"Though both are bound in the spiral dance, I would rather be a cyborg than a goddess." – Donna Haraway

Posts tagged ‘makers’

CFP of Interest: Feminist (Un)Hacking

From the FemTechNet listserv:
Journal of Peer Production (JoPP) — CFP for Special Issue on Feminism and (Un)Hacking

Editors: Shaowen Bardzell, Lilly Nguyen, Sophie Toupin

There has been a recent growth in interest in feminist approaches to practices like hacking, tinkering, geeking and making. What started off as an interest in furthering representations of women in the technical fields of computer science and engineering, often along the lines of liberal feminism, has now grown into social, cultural, and political analyses of gendered modes of social reproduction, expertise, and work, among others. Practices of hacking, tinkering, geeking, and making have been criticized for their overtly masculinist approaches, often anchored in the Euro-American techno-centers of Silicon Valley and Cambridge that have created a culture of entrepreneurial heroism and a certain understanding of technopolitical liberation, or around the German Chaos Computer Club (CCC).

With this special issue of the Journal of Peer Production, we hope to delve more deeply into these critiques to imagine new forms of feminist technical praxis that redefine these practices and/or open up new ones. How can we problematize hacking, tinkering, geeking and making through feminist theories and epistemologies? How do these practices, in fact, change when we begin to consider them through a feminist prism? Can we envision new horizons of practice and possibility through a feminist critique?
 
In this call, we understand feminist perspectives to be pluralistic, including intersectional, trans, genderqueer, and race-sensitive viewpoints that are committed to the central principles of feminism–agency, fulfillment, empowerment, diversity, and social justice.  We refer to the term hacking with a full understanding of its histories and limitations.
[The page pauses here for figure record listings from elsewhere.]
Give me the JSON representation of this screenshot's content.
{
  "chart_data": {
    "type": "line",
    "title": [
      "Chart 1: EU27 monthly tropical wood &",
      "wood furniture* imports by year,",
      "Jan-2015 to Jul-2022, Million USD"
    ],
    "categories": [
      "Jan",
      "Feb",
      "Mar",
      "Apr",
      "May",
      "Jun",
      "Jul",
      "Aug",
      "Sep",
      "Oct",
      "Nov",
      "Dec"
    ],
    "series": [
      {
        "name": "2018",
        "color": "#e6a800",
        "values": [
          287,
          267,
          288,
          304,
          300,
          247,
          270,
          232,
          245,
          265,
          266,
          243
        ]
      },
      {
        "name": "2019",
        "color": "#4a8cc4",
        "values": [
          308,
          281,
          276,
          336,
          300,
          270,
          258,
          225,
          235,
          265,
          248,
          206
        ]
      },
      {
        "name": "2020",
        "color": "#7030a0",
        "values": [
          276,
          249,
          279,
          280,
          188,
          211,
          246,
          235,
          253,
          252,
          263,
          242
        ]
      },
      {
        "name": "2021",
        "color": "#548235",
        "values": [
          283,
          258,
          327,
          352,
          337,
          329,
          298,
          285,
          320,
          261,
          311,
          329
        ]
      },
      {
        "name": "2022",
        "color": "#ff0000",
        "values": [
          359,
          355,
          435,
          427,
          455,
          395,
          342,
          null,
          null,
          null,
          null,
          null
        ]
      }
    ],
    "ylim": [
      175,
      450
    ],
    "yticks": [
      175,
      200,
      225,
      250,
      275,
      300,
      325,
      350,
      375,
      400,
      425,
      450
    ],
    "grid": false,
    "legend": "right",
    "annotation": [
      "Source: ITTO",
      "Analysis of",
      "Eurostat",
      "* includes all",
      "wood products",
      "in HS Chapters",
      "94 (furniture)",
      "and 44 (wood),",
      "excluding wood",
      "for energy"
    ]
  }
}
That said, we use it provisionally to provoke, stimulate, and reimagine new possibilities for technical feminist practice. Hacking, as a form of subjectivity and a mode of techno-political engagement, has recently emerged as a site of intense debate, being equally lauded as a political ethos of freedom and slandered as an elitist form of expertise. These fervid economic and political ideals have been challenged and at times come under attack because they not only displace women and genderqueer within these technological communities but, more importantly, because they displace gendered forms of reflection and engagement.